Chris Davis is on the verge of making history, but it's the kind of which no baseball player would want a part. After an 0-for-4 outing at the plate yesterday the Orioles first baseman has now gone 44 straight at-bats without a hit, putting him within two fruitless at-bats of the MLB record.
That mark is held by former Dodgers infielder Eugenio Velez, who put together a stretch of 46 hitless at-bats between 2010 and the end of the 2011 season. That display of futility also marked the end of Velez's MLB career, but Baltimore may be more or less stuck with Davis, having signed him to a seven-year, US$161 million contract in 2016.
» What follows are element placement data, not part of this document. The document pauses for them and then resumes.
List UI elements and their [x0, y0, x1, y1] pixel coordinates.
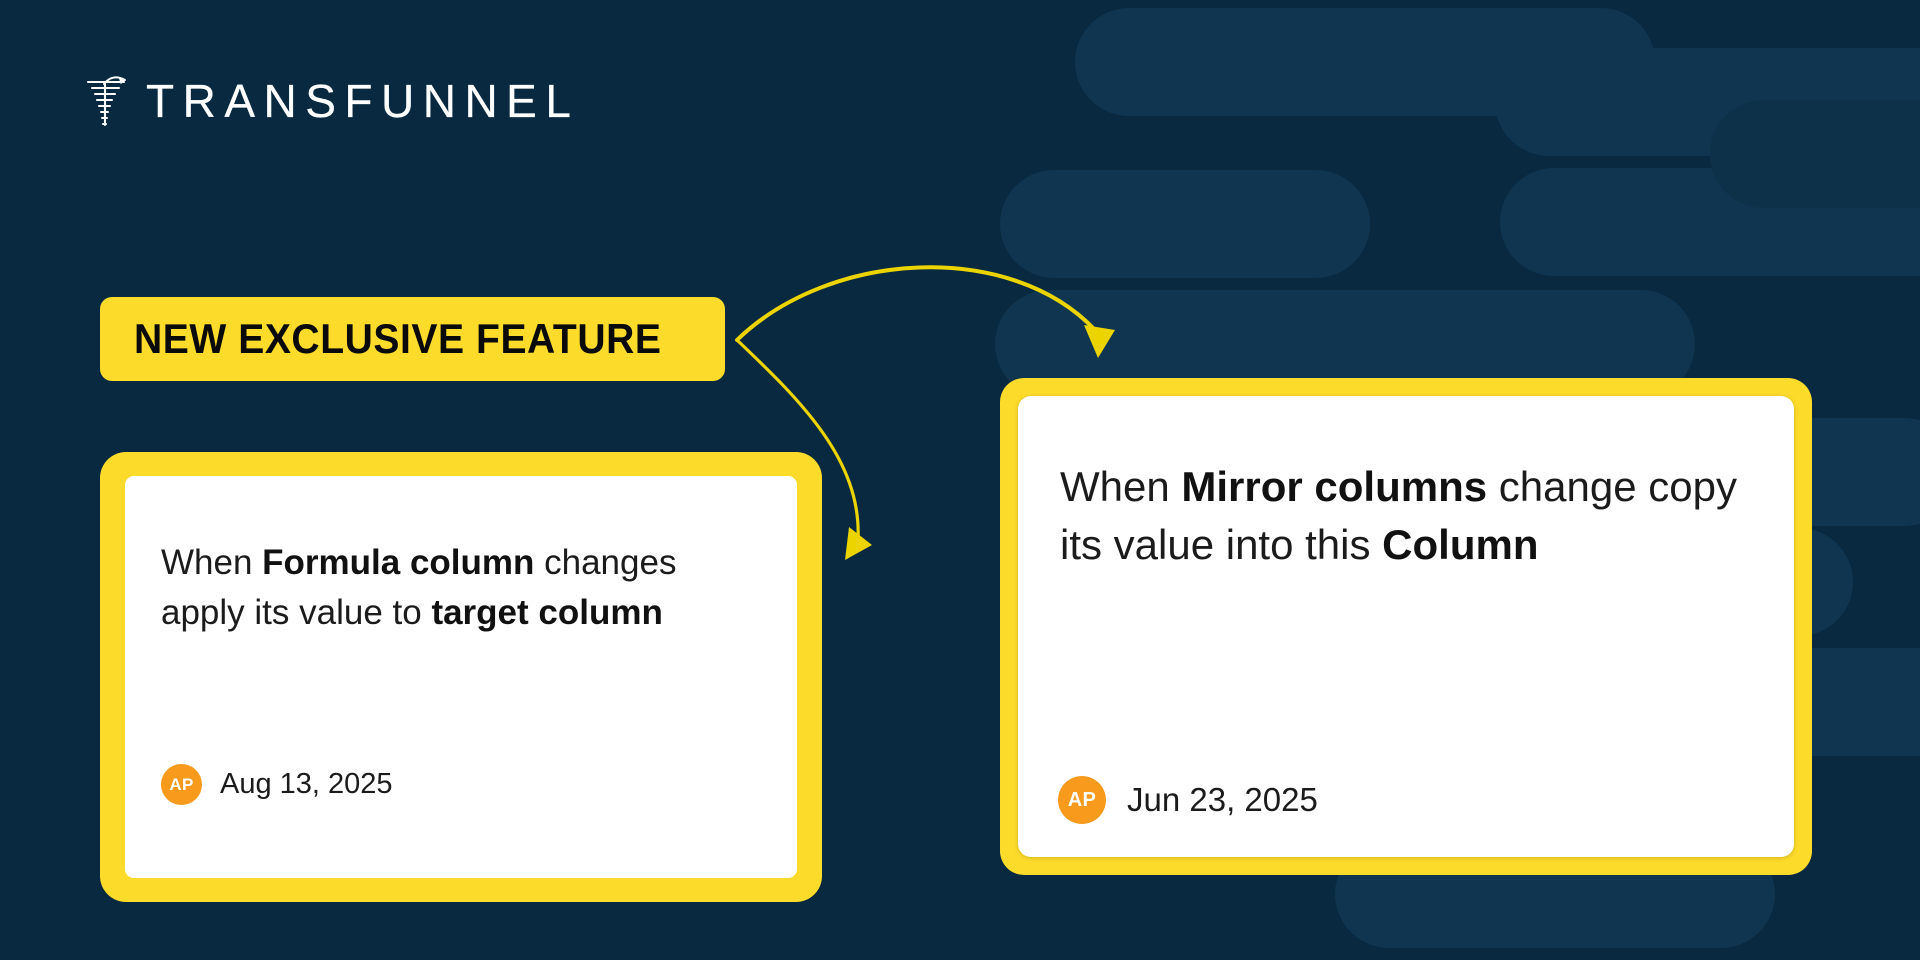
text-segment-bold: Mirror columns — [1181, 463, 1487, 510]
card-formula-column-surface: When Formula column changes apply its va… — [125, 476, 797, 878]
text-segment: When — [1060, 463, 1181, 510]
card-mirror-columns-surface: When Mirror columns change copy its valu… — [1018, 396, 1794, 857]
text-segment-bold: target column — [431, 593, 662, 632]
avatar: AP — [1058, 776, 1106, 824]
card-date: Jun 23, 2025 — [1127, 781, 1318, 819]
new-exclusive-feature-badge: NEW EXCLUSIVE FEATURE — [100, 297, 725, 381]
card-formula-column-meta: AP Aug 13, 2025 — [161, 764, 393, 805]
card-mirror-columns-text: When Mirror columns change copy its valu… — [1060, 458, 1760, 574]
brand-logo: TRANSFUNNEL — [86, 72, 579, 130]
text-segment-bold: Column — [1382, 521, 1538, 568]
text-segment-bold: Formula column — [262, 543, 534, 582]
text-segment: When — [161, 543, 262, 582]
tornado-funnel-icon — [86, 75, 132, 127]
card-mirror-columns-meta: AP Jun 23, 2025 — [1058, 776, 1318, 824]
arrow-badge-to-mirror-card — [737, 267, 1115, 358]
card-formula-column: When Formula column changes apply its va… — [100, 452, 822, 902]
avatar: AP — [161, 764, 202, 805]
promo-banner: TRANSFUNNEL NEW EXCLUSIVE FEATURE When F… — [0, 0, 1920, 960]
card-formula-column-text: When Formula column changes apply its va… — [161, 538, 761, 637]
card-date: Aug 13, 2025 — [220, 768, 393, 801]
logo-wordmark: TRANSFUNNEL — [146, 78, 579, 124]
badge-label: NEW EXCLUSIVE FEATURE — [134, 315, 661, 363]
card-mirror-columns: When Mirror columns change copy its valu… — [1000, 378, 1812, 875]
He's getting paid US$23m (NZ$34m) this season and will get the same amount for the remaining three years on his deal.
At the time, Davis was coming off a four-year stretch in which he batted .256 and posted an .876 OPS while hitting 159 home runs, leading the league in long balls in 2013 and 2015. But his performance has cratered since then. Over 2017 and 2018, he batted .191 with a .635 OPS and 42 home runs, and had by far the worst WAR in Major League Baseball last season - negative-2.8 - among position players with at least 100 plate appearances.
Through eight games this season, Davis has 13 strikeouts and a .148 on-base percentage to go with those .000 batting and slugging percentages. He hasn't gotten a hit since managing a Sept. 14 double off James Shields of the White Sox.